Mutual funds that concentrate on the energy and natural resources sectors suffered a setback last month after sizeable increases in April, according to preliminary performace data released Tuesday by Toronto-based Morningstar Research Inc.
Twenty-eight of 42 fund Indices increased during the month, including seven that increased by 2% or more, Morningstar says, while three of the fund indices that lost ground decreased by more than 2%.
The energy equity fund index posted May’s worst result with a 5.6% decline, while the natural resources equity fund ondex posted May’s third-worst result with a 2.6% decline. Worldwide crude oil prices dropped in May, in large part because of a two-and-a-half year high in OPEC production.

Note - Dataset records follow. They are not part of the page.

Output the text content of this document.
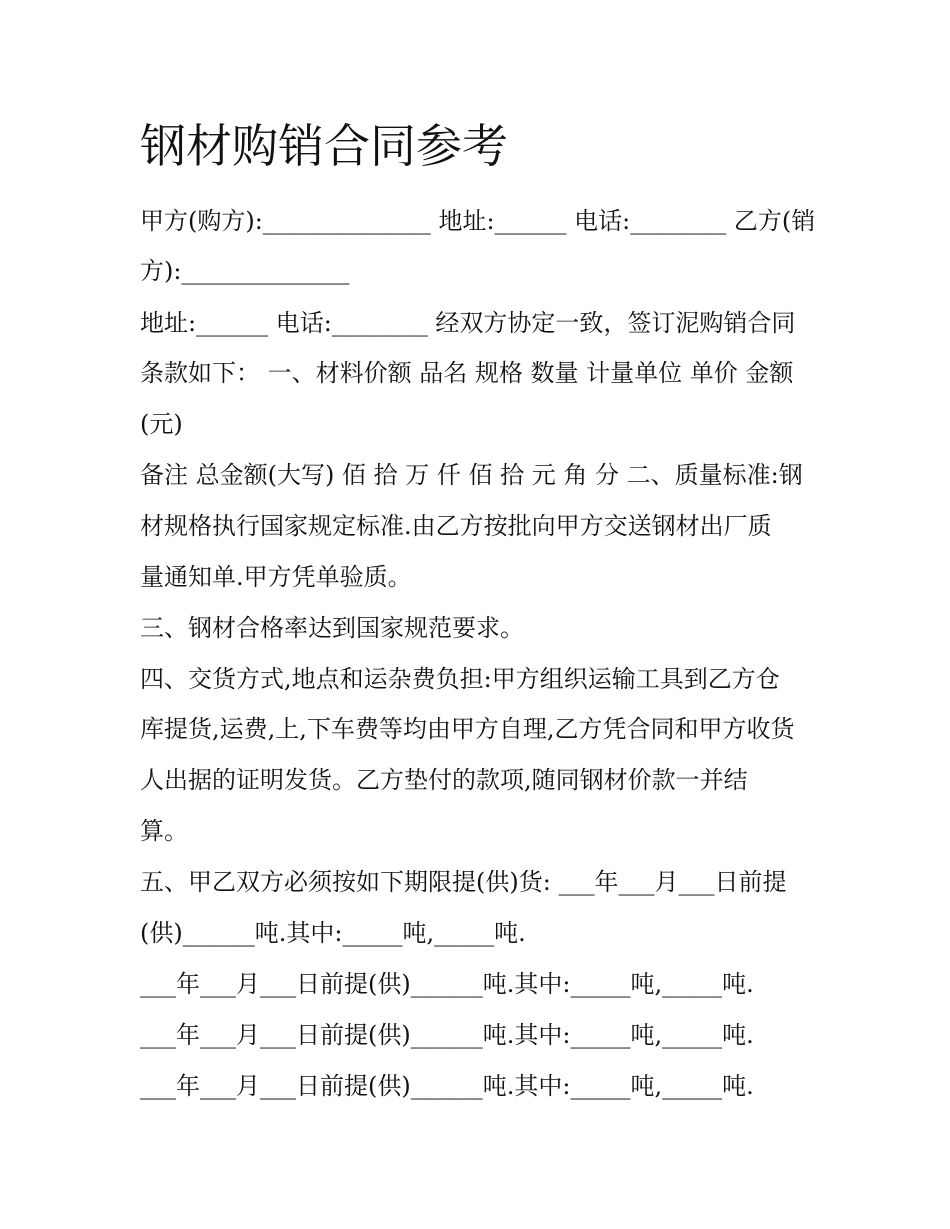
钢材购销合同参考
甲方(购方):______________ 地址:______ 电话:________ 乙方(销
方):______________
地址:______ 电话:________ 经双方协定一致，签订泥购销合同
条款如下： 一、材料价额 品名 规格 数量 计量单位 单价 金额
(元)
备注 总金额(大写) 佰 拾 万 仟 佰 拾 元 角 分 二、质量标准:钢
材规格执行国家规定标准.由乙方按批向甲方交送钢材出厂质
量通知单.甲方凭单验质。
三、钢材合格率达到国家规范要求。
四、交货方式,地点和运杂费负担:甲方组织运输工具到乙方仓
库提货,运费,上,下车费等均由甲方自理,乙方凭合同和甲方收货
人出据的证明发货。乙方垫付的款项,随同钢材价款一并结
算。
五、甲乙双方必须按如下期限提(供)货: ___年___月___日前提
(供)______吨.其中:_____吨,_____吨.
___年___月___日前提(供)______吨.其中:_____吨,_____吨.
___年___月___日前提(供)______吨.其中:_____吨,_____吨.
___年___月___日前提(供)______吨.其中:_____吨,_____吨.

The decline in energy had a large effect on funds in the Canadian equity category, where energy represents more than one-fifth of the holdings. The Canadian equity fund index was a poor performer in May, decreasing by 1%.
Recent economic data indicates that lower investment in Canada’s oil patch contributed to a 0.6% contraction in the Canadian economy during the first quarter of 2015, notes Morningstar. In addition, the Canadian dollar is down against currencies including the U.S. dollar, the British pound and the Chinese yuan.
Funds in the U.S. equity and U.S. small/mid cap equity categories, which were the worst performers in April, had a very different month in May, posting increases of 3.5% and 4.2%, respectively.
The S&P 500 Index of large-capitalization U.S. stocks was up 1.3% for the month, but for Canadian investors the more significant contributor was currency effect. The U.S. dollar rebounded by 2.9% versus its Canadian counterpart in May after a 4.4% decline in April, which was its worst monthly result since July 2009.
While recent reports indicate the U.S. economy saw its own contraction of 0.7% in the first quarter of 2015, few expect it to continue, with the end of both a tough winter and a labour dispute at West Coast ports, Morningstar notes.
The majority of the fund Indices that track foreign equity categories were up this month, except for the emerging markets equity fund index, which declined by 0.8%. The poor performance of Brazilian stocks contributed to the decline, along with the depreciation of the Brazilian real versus the Canadian dollar.